I support multi-factor authentication
Multi-factor authentication sometimes referred to just as 2FA — two-factor authentication, requires the user to provide some other credential when authenticating, in addition to the username and password pair. Frequently, this 2FA is a code obtained through an SMS or an OTP generator. If possible, avoid SMS.
Providing multi-factor authentication to your users improves their protection against credential theft through database leaks, and phishing (if using U2F), keyloggers, and other attacks. 2FA gives you, the site owner, much-improved sleep: in the unfortunate event that your user database is breached, and user passwords are cracked, an attacker won’t be able to log in to those accounts, without the second authentication factor. Unless you are storing multi-factor secrets in the database in cleartext. Remember to encrypt them, or store them elsewhere :)
Multi-factor authentication is now seen as a requirement for some categories of sites, such as social media, sites that have a lot of personal data, or B2B web applications. If you have questions about which 2FA method to provide, choose U2F (best), TOTP, or SMS (try to avoid it), in that order.
I limit the number of attempts to endpoints such as login, password reset, and 2FA validation
Allowing short and well-known passwords while allowing an unlimited number of login attempts is asking for trouble. Limiting the number of attempts that can be made to the authentication-related endpoints is critical to ensure your users are safe. Even if, for some reason, you have users with weak passwords, having limits will raise the bar for the attacker, hopefully, high enough for them to quit.

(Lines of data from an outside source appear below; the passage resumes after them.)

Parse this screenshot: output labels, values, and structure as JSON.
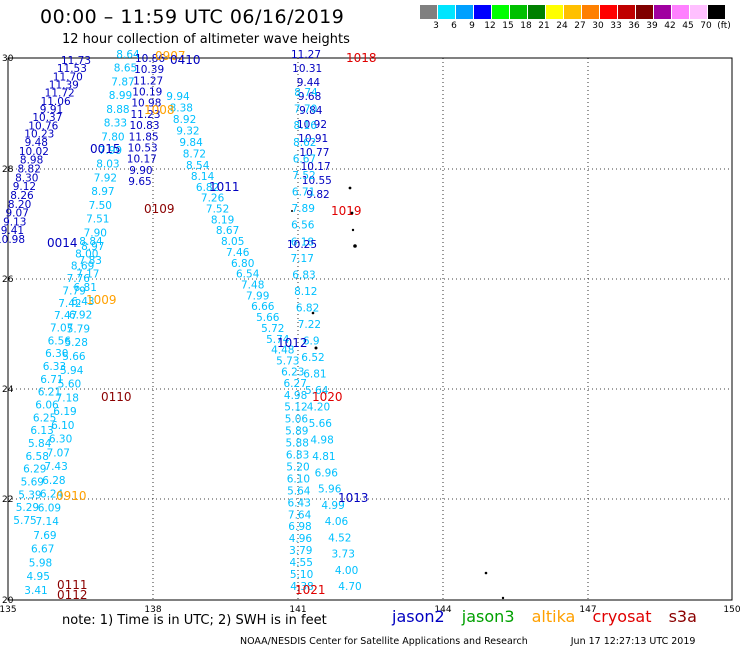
{
  "title": "00:00 – 11:59 UTC 06/16/2019",
  "subtitle": "12 hour collection of altimeter wave heights",
  "scale": {
    "colors": [
      "#808080",
      "#00e5ff",
      "#00a0ff",
      "#0000ff",
      "#00ff00",
      "#00c000",
      "#008000",
      "#ffff00",
      "#ffc000",
      "#ff8000",
      "#ff0000",
      "#c00000",
      "#800000",
      "#a000a0",
      "#ff80ff",
      "#ffc0ff",
      "#000000"
    ],
    "ticks": [
      "3",
      "6",
      "9",
      "12",
      "15",
      "18",
      "21",
      "24",
      "27",
      "30",
      "33",
      "36",
      "39",
      "42",
      "45",
      "70",
      "(ft)"
    ]
  },
  "axes": {
    "x_ticks": [
      "135",
      "138",
      "141",
      "144",
      "147",
      "150"
    ],
    "y_ticks": [
      "30",
      "28",
      "26",
      "24",
      "22",
      "20"
    ]
  },
  "tracks": [
    {
      "color": "#00c0ff",
      "labels": [
        "8.64",
        "8.65",
        "7.87",
        "8.99",
        "8.88",
        "8.33",
        "7.80",
        "7.99",
        "8.03",
        "7.92",
        "8.97",
        "7.50",
        "7.51",
        "7.90",
        "8.97",
        "7.83",
        "7.17",
        "6.81",
        "6.43",
        "6.92",
        "5.79",
        "5.28",
        "5.66",
        "5.94",
        "5.60",
        "7.18",
        "6.19",
        "6.10",
        "6.30",
        "7.07",
        "7.43",
        "6.28",
        "6.24",
        "6.09",
        "7.14",
        "7.69",
        "6.67",
        "5.98",
        "4.95",
        "3.41"
      ]
    },
    {
      "color": "#0000c0",
      "labels": [
        "10.86",
        "10.39",
        "11.27",
        "10.19",
        "10.98",
        "11.23",
        "10.83",
        "11.85",
        "10.53",
        "10.17",
        "9.90",
        "9.65"
      ]
    },
    {
      "color": "#00c0ff",
      "labels": [
        "9.94",
        "8.38",
        "8.92",
        "9.32",
        "9.84",
        "8.72",
        "8.54",
        "8.14",
        "6.82",
        "7.26",
        "7.52",
        "8.19",
        "8.67",
        "8.05",
        "7.46",
        "6.80",
        "6.54",
        "7.48",
        "7.99",
        "6.66",
        "5.66",
        "5.72",
        "5.74",
        "4.48",
        "5.73",
        "6.23",
        "6.27",
        "4.98",
        "5.12",
        "5.06",
        "5.89",
        "5.88",
        "6.83",
        "5.20",
        "6.10",
        "5.64",
        "6.43",
        "7.64",
        "6.98",
        "4.96",
        "3.79",
        "4.55",
        "5.10",
        "4.38"
      ]
    },
    {
      "color": "#0000c0",
      "labels": [
        "11.27",
        "10.31",
        "9.44",
        "9.68",
        "9.84",
        "10.92",
        "10.91",
        "10.77",
        "10.17",
        "10.55",
        "9.82"
      ]
    },
    {
      "color": "#00c0ff",
      "labels": [
        "8.74",
        "7.70",
        "8.16",
        "8.62",
        "6.67",
        "7.52",
        "6.71",
        "7.89",
        "6.56",
        "6.18",
        "7.17",
        "6.83",
        "8.12",
        "6.82",
        "7.22",
        "6.9",
        "6.52",
        "6.81",
        "5.64",
        "4.20",
        "5.66",
        "4.98",
        "4.81",
        "6.96",
        "5.96",
        "4.99",
        "4.06",
        "4.52",
        "3.73",
        "4.00",
        "4.70"
      ]
    },
    {
      "color": "#0000c0",
      "labels": [
        "10.25"
      ]
    },
    {
      "color": "#0000c0",
      "labels": [
        "11.73",
        "11.53",
        "11.70",
        "11.39",
        "11.72",
        "11.06",
        "9.91",
        "10.37",
        "10.76",
        "10.23",
        "9.48",
        "10.02",
        "8.98",
        "8.82",
        "8.30",
        "9.12",
        "8.26",
        "8.20",
        "9.07",
        "9.13",
        "9.41",
        "10.98"
      ]
    },
    {
      "color": "#00c0ff",
      "labels": [
        "8.84",
        "8.00",
        "8.69",
        "7.76",
        "7.79",
        "7.42",
        "7.47",
        "7.07",
        "6.56",
        "6.30",
        "6.33",
        "6.71",
        "6.21",
        "6.06",
        "6.25",
        "6.13",
        "5.84",
        "6.58",
        "6.29",
        "5.69",
        "5.39",
        "5.29",
        "5.75"
      ]
    }
  ],
  "cycles": [
    {
      "text": "0907",
      "color": "#ffa000"
    },
    {
      "text": "0410",
      "color": "#0000c0"
    },
    {
      "text": "1018",
      "color": "#e00000"
    },
    {
      "text": "1008",
      "color": "#ffa000"
    },
    {
      "text": "0015",
      "color": "#0000c0"
    },
    {
      "text": "1011",
      "color": "#0000c0"
    },
    {
      "text": "0109",
      "color": "#8b0000"
    },
    {
      "text": "1019",
      "color": "#e00000"
    },
    {
      "text": "0014",
      "color": "#0000c0"
    },
    {
      "text": "1009",
      "color": "#ffa000"
    },
    {
      "text": "1012",
      "color": "#0000c0"
    },
    {
      "text": "0110",
      "color": "#8b0000"
    },
    {
      "text": "1020",
      "color": "#e00000"
    },
    {
      "text": "0910",
      "color": "#ffa000"
    },
    {
      "text": "1013",
      "color": "#0000c0"
    },
    {
      "text": "0111",
      "color": "#8b0000"
    },
    {
      "text": "0112",
      "color": "#8b0000"
    },
    {
      "text": "1021",
      "color": "#e00000"
    }
  ],
  "note": "note:  1) Time is in UTC;  2) SWH is in feet",
  "satellites": [
    {
      "name": "jason2",
      "color": "#0000c0"
    },
    {
      "name": "jason3",
      "color": "#00a000"
    },
    {
      "name": "altika",
      "color": "#ffa000"
    },
    {
      "name": "cryosat",
      "color": "#e00000"
    },
    {
      "name": "s3a",
      "color": "#8b0000"
    }
  ],
  "footer": {
    "center": "NOAA/NESDIS Center for Satellite Applications and Research",
    "timestamp": "Jun 17 12:27:13 UTC 2019"
  }
}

The implementation details and the number of rules can increase dramatically for higher-risk sites, but for most of them, it would be enough to start with limiting the number of attempts per IP address.
I use the language libraries to create and validate JSON Web Tokens (JWT)

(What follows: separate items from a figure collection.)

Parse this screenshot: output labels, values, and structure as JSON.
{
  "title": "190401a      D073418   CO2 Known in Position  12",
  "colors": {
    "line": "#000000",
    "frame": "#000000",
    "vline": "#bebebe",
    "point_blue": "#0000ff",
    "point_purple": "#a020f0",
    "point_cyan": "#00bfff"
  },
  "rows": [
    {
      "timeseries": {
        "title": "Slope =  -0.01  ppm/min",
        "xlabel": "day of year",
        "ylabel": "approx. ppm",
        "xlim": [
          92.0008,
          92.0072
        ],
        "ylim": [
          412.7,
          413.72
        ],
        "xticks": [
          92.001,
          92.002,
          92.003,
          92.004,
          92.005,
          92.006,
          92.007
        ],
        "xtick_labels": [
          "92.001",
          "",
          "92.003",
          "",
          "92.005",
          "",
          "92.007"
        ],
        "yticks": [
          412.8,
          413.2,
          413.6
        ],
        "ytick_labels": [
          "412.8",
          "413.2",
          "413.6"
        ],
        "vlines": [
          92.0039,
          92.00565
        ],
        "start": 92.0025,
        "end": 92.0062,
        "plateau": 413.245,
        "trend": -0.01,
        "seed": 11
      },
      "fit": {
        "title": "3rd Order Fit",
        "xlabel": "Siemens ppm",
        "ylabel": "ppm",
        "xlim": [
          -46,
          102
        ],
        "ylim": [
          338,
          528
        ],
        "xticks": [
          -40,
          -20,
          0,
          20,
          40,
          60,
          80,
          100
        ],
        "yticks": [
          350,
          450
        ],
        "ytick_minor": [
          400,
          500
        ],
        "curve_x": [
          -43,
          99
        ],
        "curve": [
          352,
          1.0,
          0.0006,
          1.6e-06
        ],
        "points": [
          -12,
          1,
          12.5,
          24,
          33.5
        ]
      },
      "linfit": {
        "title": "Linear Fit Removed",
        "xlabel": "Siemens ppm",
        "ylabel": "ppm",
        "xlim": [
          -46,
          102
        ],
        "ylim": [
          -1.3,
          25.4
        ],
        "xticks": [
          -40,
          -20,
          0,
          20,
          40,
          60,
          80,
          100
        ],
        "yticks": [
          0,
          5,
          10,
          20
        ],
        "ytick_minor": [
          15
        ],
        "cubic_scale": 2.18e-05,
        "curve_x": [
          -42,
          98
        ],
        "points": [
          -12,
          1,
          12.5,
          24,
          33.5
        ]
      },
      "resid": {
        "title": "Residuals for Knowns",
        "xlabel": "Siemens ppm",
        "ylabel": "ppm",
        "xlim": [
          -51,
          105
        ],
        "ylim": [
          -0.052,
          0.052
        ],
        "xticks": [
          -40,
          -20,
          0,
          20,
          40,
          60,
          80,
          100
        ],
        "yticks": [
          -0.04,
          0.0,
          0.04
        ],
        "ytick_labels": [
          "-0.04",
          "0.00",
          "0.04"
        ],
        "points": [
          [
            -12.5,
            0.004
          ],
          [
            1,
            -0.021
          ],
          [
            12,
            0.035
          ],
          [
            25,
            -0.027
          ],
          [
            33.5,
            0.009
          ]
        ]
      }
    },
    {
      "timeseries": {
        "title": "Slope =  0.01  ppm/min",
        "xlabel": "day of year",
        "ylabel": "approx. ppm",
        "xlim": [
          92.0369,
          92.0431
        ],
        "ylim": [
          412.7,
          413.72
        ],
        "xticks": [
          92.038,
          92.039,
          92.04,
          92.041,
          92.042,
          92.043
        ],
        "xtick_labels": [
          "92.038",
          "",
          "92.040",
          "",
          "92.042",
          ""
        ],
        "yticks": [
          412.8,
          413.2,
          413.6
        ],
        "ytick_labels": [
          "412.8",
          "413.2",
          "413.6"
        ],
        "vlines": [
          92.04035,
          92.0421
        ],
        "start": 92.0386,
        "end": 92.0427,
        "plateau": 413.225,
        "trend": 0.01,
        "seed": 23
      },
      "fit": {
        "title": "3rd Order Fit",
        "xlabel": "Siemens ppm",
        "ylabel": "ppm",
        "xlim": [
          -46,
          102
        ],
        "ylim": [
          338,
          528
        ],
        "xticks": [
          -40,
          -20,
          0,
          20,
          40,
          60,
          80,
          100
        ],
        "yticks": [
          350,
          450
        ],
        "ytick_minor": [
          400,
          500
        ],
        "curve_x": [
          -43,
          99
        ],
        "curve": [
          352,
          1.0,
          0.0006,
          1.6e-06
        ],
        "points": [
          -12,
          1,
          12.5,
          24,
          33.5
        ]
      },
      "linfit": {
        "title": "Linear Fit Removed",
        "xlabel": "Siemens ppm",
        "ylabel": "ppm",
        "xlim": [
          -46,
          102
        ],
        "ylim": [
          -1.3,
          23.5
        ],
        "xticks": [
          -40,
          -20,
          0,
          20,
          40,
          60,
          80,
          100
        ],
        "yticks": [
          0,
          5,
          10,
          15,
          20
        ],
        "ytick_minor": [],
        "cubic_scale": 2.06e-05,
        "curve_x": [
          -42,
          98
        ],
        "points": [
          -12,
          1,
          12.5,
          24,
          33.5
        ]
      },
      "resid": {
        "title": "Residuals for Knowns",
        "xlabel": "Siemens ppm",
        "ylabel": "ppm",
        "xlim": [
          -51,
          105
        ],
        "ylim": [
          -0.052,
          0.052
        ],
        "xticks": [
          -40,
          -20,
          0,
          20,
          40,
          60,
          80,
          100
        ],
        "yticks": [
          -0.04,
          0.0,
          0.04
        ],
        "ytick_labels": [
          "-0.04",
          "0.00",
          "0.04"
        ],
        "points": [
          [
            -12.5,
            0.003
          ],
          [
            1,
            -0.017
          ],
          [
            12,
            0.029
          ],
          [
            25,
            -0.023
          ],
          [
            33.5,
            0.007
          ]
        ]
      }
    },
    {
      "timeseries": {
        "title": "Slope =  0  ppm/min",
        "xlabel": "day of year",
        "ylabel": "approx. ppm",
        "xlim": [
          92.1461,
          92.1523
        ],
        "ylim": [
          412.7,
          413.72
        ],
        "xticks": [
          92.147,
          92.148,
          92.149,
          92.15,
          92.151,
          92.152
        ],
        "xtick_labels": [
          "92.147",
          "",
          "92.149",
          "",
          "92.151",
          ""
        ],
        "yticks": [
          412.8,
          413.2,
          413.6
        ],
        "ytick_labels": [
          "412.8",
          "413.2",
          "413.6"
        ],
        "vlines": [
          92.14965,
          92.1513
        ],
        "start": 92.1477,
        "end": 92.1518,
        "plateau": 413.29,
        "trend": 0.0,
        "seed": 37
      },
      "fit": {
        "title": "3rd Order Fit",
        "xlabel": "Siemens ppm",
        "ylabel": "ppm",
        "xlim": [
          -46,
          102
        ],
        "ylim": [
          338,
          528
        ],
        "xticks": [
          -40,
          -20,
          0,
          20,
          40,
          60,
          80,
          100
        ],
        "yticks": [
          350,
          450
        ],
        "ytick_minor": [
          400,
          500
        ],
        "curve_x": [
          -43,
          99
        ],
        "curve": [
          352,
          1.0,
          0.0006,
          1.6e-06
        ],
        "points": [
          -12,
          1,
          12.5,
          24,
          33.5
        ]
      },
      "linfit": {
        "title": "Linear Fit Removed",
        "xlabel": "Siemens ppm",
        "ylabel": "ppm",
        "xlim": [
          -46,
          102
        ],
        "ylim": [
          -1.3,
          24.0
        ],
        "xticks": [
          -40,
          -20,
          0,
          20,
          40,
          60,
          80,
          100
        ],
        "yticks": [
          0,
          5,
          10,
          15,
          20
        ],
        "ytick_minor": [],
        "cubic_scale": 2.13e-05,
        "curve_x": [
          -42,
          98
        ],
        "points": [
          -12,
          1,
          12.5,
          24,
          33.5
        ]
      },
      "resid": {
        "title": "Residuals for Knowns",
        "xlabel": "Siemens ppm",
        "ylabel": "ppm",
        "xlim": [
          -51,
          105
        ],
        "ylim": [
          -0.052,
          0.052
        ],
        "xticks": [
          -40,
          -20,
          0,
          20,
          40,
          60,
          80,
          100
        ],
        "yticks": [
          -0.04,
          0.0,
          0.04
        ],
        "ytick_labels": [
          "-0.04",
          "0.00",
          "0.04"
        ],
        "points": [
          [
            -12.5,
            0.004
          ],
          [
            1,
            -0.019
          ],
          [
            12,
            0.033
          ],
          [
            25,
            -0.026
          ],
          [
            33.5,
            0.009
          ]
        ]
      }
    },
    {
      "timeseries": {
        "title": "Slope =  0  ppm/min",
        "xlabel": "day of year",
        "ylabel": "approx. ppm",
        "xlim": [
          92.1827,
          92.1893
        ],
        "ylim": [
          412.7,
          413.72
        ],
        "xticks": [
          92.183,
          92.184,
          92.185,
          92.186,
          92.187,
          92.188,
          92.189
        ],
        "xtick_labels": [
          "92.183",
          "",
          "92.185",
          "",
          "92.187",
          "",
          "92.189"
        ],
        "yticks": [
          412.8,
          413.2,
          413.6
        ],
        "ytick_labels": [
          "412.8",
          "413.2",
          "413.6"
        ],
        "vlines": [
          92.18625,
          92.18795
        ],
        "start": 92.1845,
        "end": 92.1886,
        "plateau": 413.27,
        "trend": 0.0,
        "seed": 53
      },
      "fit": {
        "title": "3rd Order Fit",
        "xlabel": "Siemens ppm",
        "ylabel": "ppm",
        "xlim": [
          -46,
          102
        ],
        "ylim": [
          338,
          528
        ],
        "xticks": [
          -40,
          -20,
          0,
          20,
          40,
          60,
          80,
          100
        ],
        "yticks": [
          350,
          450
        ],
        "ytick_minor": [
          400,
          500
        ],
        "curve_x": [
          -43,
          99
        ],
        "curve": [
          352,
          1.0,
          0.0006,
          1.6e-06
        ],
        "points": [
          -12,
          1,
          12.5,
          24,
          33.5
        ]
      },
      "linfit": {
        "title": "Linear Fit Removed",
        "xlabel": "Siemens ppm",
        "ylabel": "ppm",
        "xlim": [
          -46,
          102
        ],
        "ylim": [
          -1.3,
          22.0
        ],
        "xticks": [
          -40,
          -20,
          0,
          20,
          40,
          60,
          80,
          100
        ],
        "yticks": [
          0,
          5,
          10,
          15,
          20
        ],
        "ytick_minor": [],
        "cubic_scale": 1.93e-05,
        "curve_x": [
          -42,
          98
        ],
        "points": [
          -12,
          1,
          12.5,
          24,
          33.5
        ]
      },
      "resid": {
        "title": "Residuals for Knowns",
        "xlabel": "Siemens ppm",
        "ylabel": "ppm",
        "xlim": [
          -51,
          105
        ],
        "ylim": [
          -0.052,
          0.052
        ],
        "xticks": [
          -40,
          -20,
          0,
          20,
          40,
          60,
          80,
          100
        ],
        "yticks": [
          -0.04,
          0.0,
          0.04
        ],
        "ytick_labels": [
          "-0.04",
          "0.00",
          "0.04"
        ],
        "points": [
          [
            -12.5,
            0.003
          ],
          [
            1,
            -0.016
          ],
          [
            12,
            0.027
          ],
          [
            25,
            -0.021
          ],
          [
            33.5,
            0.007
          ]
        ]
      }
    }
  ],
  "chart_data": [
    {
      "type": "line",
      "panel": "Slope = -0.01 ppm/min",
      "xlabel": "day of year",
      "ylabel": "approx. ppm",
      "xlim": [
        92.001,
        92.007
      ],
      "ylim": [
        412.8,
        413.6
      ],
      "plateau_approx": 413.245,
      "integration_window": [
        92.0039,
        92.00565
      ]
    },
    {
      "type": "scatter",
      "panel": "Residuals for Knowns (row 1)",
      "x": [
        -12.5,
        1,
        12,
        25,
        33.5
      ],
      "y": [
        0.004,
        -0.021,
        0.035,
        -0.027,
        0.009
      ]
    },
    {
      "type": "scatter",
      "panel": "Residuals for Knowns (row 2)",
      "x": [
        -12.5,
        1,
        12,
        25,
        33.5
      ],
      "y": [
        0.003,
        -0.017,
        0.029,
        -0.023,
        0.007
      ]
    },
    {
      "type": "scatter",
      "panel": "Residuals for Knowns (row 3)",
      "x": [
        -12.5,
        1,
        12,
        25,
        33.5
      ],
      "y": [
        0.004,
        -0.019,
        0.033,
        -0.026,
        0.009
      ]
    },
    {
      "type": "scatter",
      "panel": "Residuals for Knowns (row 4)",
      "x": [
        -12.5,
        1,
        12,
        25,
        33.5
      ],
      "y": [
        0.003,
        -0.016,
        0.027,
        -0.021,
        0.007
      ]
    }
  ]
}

JWT usage is on the rise, as a mechanism to authenticate and authorize users in web applications. JWT has a simple structure so a programmer might be tempted to create and validate them by hand, with their own code. Some libraries can do that for you, without the risk of introducing a vulnerability when validating the token. Just look up which JWT libraries are available in your language and pick one that’s actively maintained.
I destroy the session server-side and invalidate the matching JSON Web Token (JWT) when the user logs out
It is surprisingly frequent for sites to not destroy the session server-side after the user asks for a logout. The risk is not very high since it will likely require physical access to the victim’s computer. Another attack vector begins with session hijacking (for instance with an XSS) which is then very hard to deal with since a logout by the victim will not kill the stolen session.
In addition, to destroy the session in the server, you must also invalidate any JWT that you have associated with that session, or else it can be used instead of cookies to make requests.
I destroy the password reset token after it is used and after a pre-defined time
When you trigger a password reset process, you will likely receive an email with a unique URL. You click it and you can set the new password for your account. This makes that URL really important: whoever gets hold of it can define the password for your account and lock you out.
To reduce the risk, that URL should be valid for a short period. Once used, it must be invalidated. Fortunately, this is a common behavior, and it is not common to see an application that does otherwise but it is yet something more you must take into consideration when developing your own login functionality.
Next version?
We challenge the reader to provide insights on what we should include or remove in the next update.
We intend to update this checklist periodically, at least once or twice in the year as technologies and vulnerabilities change. Or if any mistake is found :)
If by any chance you meet us at a security event, ask us for a few copies, we always travel with a bunch of them, and your developers will appreciate the “swag”.